Small-airway disease is characterised by bronchiolar goblet cell hyperplasia.¹¹⁸ This takes place at the expense of Clara cells,¹¹⁹ which, together with the serous cells of the bronchial glands, secrete an airway-specific low-molecular-weight protease inhibitor (antileukoprotease), which is a potent protective factor against the development of emphysema.^{104,120–123} There is also inflammation in the smaller bronchi and bronchioles. Similar chronic inflammatory changes to those affecting the larger airways in chronic bronchitis are observed in the walls and adjacent tissues of bronchioles and small bronchi, the predominant cell again being the CD8-positive T lymphocyte.¹²⁴ Wall thickening¹²⁵ and fibrosing peribronchiolitis¹²⁶ (Fig. 3.11) lead to the lumen becoming severely reduced: this causes irreversible obstruction and severe airflow limitation. The narrowing takes the form of focal stenoses.¹²⁷ Proximal to the stenoses the bronchioles are often dilated. Bronchographic medium pools in the dilated segments, giving what has been described as a ‘mimosa flower’ effect,¹²⁸ and there is an absence of peripheral filling.¹²⁹ The focal stenoses are difficult to identify in random sections but are well demonstrated in plastic casts of the airways (Fig. 3.12).^130,131 Alternatively, quantitative methods may be employed: these show both organic narrowing and mucus plugging of small airways.¹³² It is likely that cases of small-airway disease were included among the patients with chronic lung diseases studied by McLean.^133–135 In many smokers peribronchiolar inflammation and fibrosis involve the more distal respiratory bronchioles and thicken the walls of adjacent alveoli so that there is restrictive as well as obstructive lung disease. This so-called respiratory bronchiolitis-associated interstitial lung disease overlaps with yet another effect of cigarette smoking, namely desquamative interstitial pneumonia, and is dealt with on page 313.
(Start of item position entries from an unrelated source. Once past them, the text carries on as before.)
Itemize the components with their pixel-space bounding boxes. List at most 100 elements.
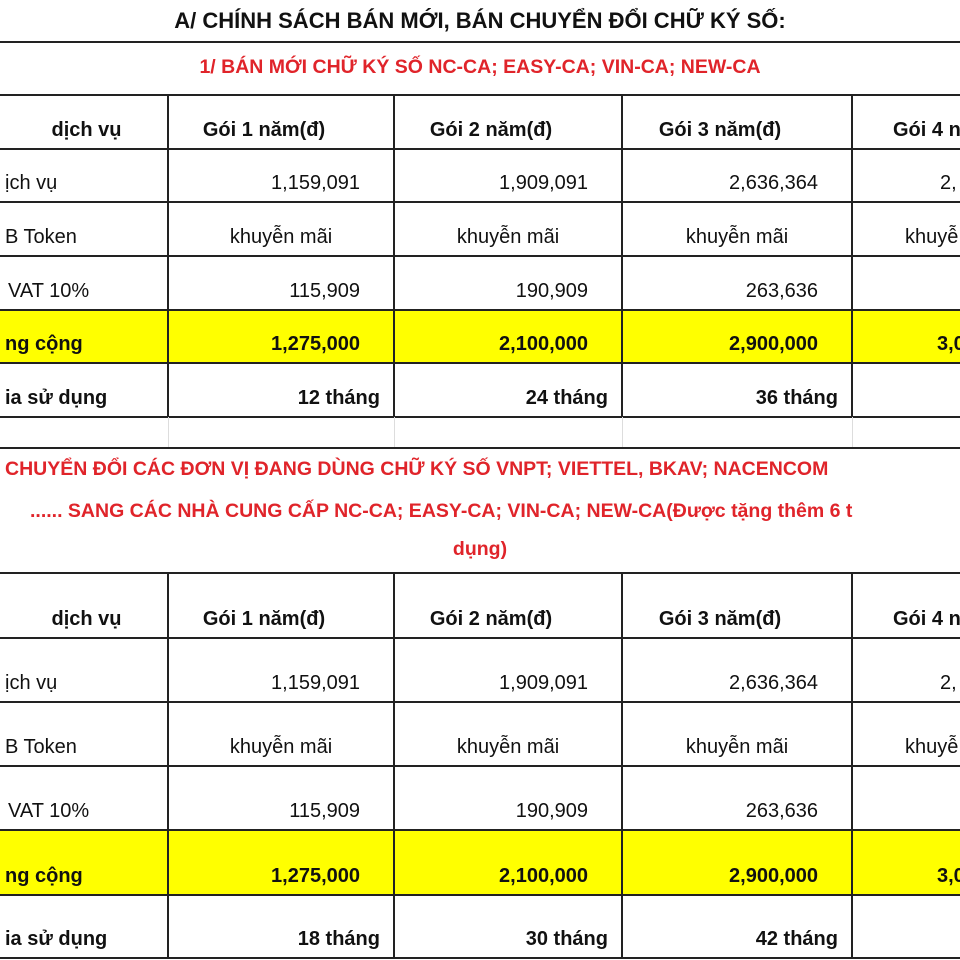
value-cell[interactable]: 2,100,000 [499, 333, 588, 355]
row-label-cell[interactable]: ịch vụ [5, 172, 58, 194]
grid-line [167, 573, 169, 958]
grid-line [0, 572, 960, 574]
page-title: A/ CHÍNH SÁCH BÁN MỚI, BÁN CHUYỂN ĐỔI CH… [174, 8, 786, 33]
value-cell[interactable]: khuyễ [905, 736, 959, 758]
grid-line [394, 417, 395, 448]
grid-line [393, 573, 395, 958]
grid-line [0, 765, 960, 767]
value-cell[interactable]: 1,909,091 [499, 672, 588, 694]
value-cell[interactable]: 18 tháng [297, 928, 380, 950]
value-cell[interactable]: 1,909,091 [499, 172, 588, 194]
value-cell[interactable]: 190,909 [515, 800, 588, 822]
value-cell[interactable]: 3,0 [937, 333, 960, 355]
table-row: ng cộng 1,275,000 2,100,000 2,900,000 3,0 [0, 830, 960, 895]
value-cell[interactable]: Gói 3 năm(đ) [658, 119, 782, 141]
value-cell[interactable]: khuyễn mãi [685, 736, 789, 758]
value-cell[interactable]: 115,909 [289, 800, 360, 822]
row-label-cell[interactable]: ng cộng [5, 333, 83, 355]
section-heading: dụng) [452, 538, 508, 560]
value-cell[interactable]: Gói 4 n [893, 119, 960, 141]
table-row: VAT 10% 115,909 190,909 263,636 [0, 256, 960, 310]
grid-line [168, 417, 169, 448]
value-cell[interactable]: khuyễn mãi [229, 226, 333, 248]
table-row: ia sử dụng 18 tháng 30 tháng 42 tháng [0, 895, 960, 958]
row-label-cell[interactable]: dịch vụ [51, 119, 122, 141]
value-cell[interactable]: khuyễn mãi [456, 226, 560, 248]
grid-line [393, 95, 395, 417]
grid-line [0, 201, 960, 203]
grid-line [851, 573, 853, 958]
value-cell[interactable]: 24 tháng [525, 387, 608, 409]
value-cell[interactable]: 1,159,091 [271, 172, 360, 194]
value-cell[interactable]: 115,909 [289, 280, 360, 302]
value-cell[interactable]: khuyễ [905, 226, 959, 248]
grid-line [0, 148, 960, 150]
value-cell[interactable]: Gói 1 năm(đ) [202, 608, 326, 630]
value-cell[interactable]: Gói 1 năm(đ) [202, 119, 326, 141]
grid-line [622, 417, 623, 448]
row-label-cell[interactable]: VAT 10% [8, 800, 90, 822]
value-cell[interactable] [852, 895, 960, 958]
value-cell[interactable]: 263,636 [745, 280, 818, 302]
table-row: VAT 10% 115,909 190,909 263,636 [0, 766, 960, 830]
value-cell[interactable]: 190,909 [515, 280, 588, 302]
value-cell[interactable]: 2,100,000 [499, 865, 588, 887]
row-label-cell[interactable]: ịch vụ [5, 672, 58, 694]
grid-line [0, 957, 960, 959]
value-cell[interactable]: khuyễn mãi [685, 226, 789, 248]
value-cell[interactable] [852, 766, 960, 830]
row-label-cell[interactable]: dịch vụ [51, 608, 122, 630]
grid-line [167, 95, 169, 417]
grid-line [0, 41, 960, 43]
section-heading: 1/ BÁN MỚI CHỮ KÝ SỐ NC-CA; EASY-CA; VIN… [199, 56, 761, 78]
grid-line [621, 573, 623, 958]
value-cell[interactable] [852, 363, 960, 417]
grid-line [0, 309, 960, 311]
grid-line [0, 94, 960, 96]
value-cell[interactable]: khuyễn mãi [456, 736, 560, 758]
grid-line [0, 255, 960, 257]
table-row: ịch vụ 1,159,091 1,909,091 2,636,364 2, [0, 149, 960, 202]
row-label-cell[interactable]: VAT 10% [8, 280, 90, 302]
value-cell[interactable]: 12 tháng [297, 387, 380, 409]
value-cell[interactable]: 30 tháng [525, 928, 608, 950]
row-label-cell[interactable]: B Token [5, 736, 77, 758]
value-cell[interactable]: 263,636 [745, 800, 818, 822]
row-label-cell[interactable]: B Token [5, 226, 77, 248]
grid-line [621, 95, 623, 417]
value-cell[interactable]: Gói 3 năm(đ) [658, 608, 782, 630]
grid-line [0, 701, 960, 703]
table-header-row: dịch vụ Gói 1 năm(đ) Gói 2 năm(đ) Gói 3 năm… [0, 95, 960, 149]
value-cell[interactable]: 36 tháng [755, 387, 838, 409]
grid-line [0, 894, 960, 896]
grid-line [0, 829, 960, 831]
table-header-row: dịch vụ Gói 1 năm(đ) Gói 2 năm(đ) Gói 3 năm… [0, 573, 960, 638]
row-label-cell[interactable]: ia sử dụng [5, 928, 108, 950]
table-row: B Token khuyễn mãi khuyễn mãi khuyễn mãi khu… [0, 702, 960, 766]
value-cell[interactable]: 2,900,000 [729, 333, 818, 355]
value-cell[interactable] [852, 256, 960, 310]
value-cell[interactable]: 3,0 [937, 865, 960, 887]
row-label-cell[interactable]: ng cộng [5, 865, 83, 887]
value-cell[interactable]: 2, [940, 172, 957, 194]
value-cell[interactable]: Gói 2 năm(đ) [429, 119, 553, 141]
value-cell[interactable]: khuyễn mãi [229, 736, 333, 758]
table-row: B Token khuyễn mãi khuyễn mãi khuyễn mãi khu… [0, 202, 960, 256]
value-cell[interactable]: 2,900,000 [729, 865, 818, 887]
value-cell[interactable]: Gói 2 năm(đ) [429, 608, 553, 630]
row-label-cell[interactable]: ia sử dụng [5, 387, 108, 409]
value-cell[interactable]: 42 tháng [755, 928, 838, 950]
value-cell[interactable]: 1,275,000 [271, 333, 360, 355]
value-cell[interactable]: 1,275,000 [271, 865, 360, 887]
table-row: ịch vụ 1,159,091 1,909,091 2,636,364 2, [0, 638, 960, 702]
grid-line [0, 416, 960, 418]
value-cell[interactable]: Gói 4 n [893, 608, 960, 630]
value-cell[interactable]: 2,636,364 [729, 172, 818, 194]
table-row: ia sử dụng 12 tháng 24 tháng 36 tháng [0, 363, 960, 417]
section-heading: ...... SANG CÁC NHÀ CUNG CẤP NC-CA; EASY… [30, 500, 853, 522]
grid-line [0, 637, 960, 639]
value-cell[interactable]: 1,159,091 [271, 672, 360, 694]
grid-line [852, 417, 853, 448]
value-cell[interactable]: 2,636,364 [729, 672, 818, 694]
value-cell[interactable]: 2, [940, 672, 957, 694]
Figure 3.11 Peribronchiolitis and fibrosis in small-airway disease.

Figure 3.12 Small-airway disease. Plastic cast of some small airways of a patient dying of chronic obstructive bronchiolitis, showing a focal stenosis.

(Courtesy of Professor J Bignon, Creteil, France.)

Complications

Patients with small-airway disease are prone to develop cor pulmonale, mainly as a result of widespread hypoxic pulmonary vasoconstriction and the consequent rise in pulmonary vascular resistance. Hypoxic pulmonary hypertension is dealt with on page 424. A further consequence of the hypoxia is a compensatory polycythaemia, the resultant haemoconcentration adding to the increased cardiac burden. Whilst death from small-airway disease is usually due to right-sided heart failure, obstructive respiratory failure and bronchopneumonia also contribute. These conditions are often present in combination.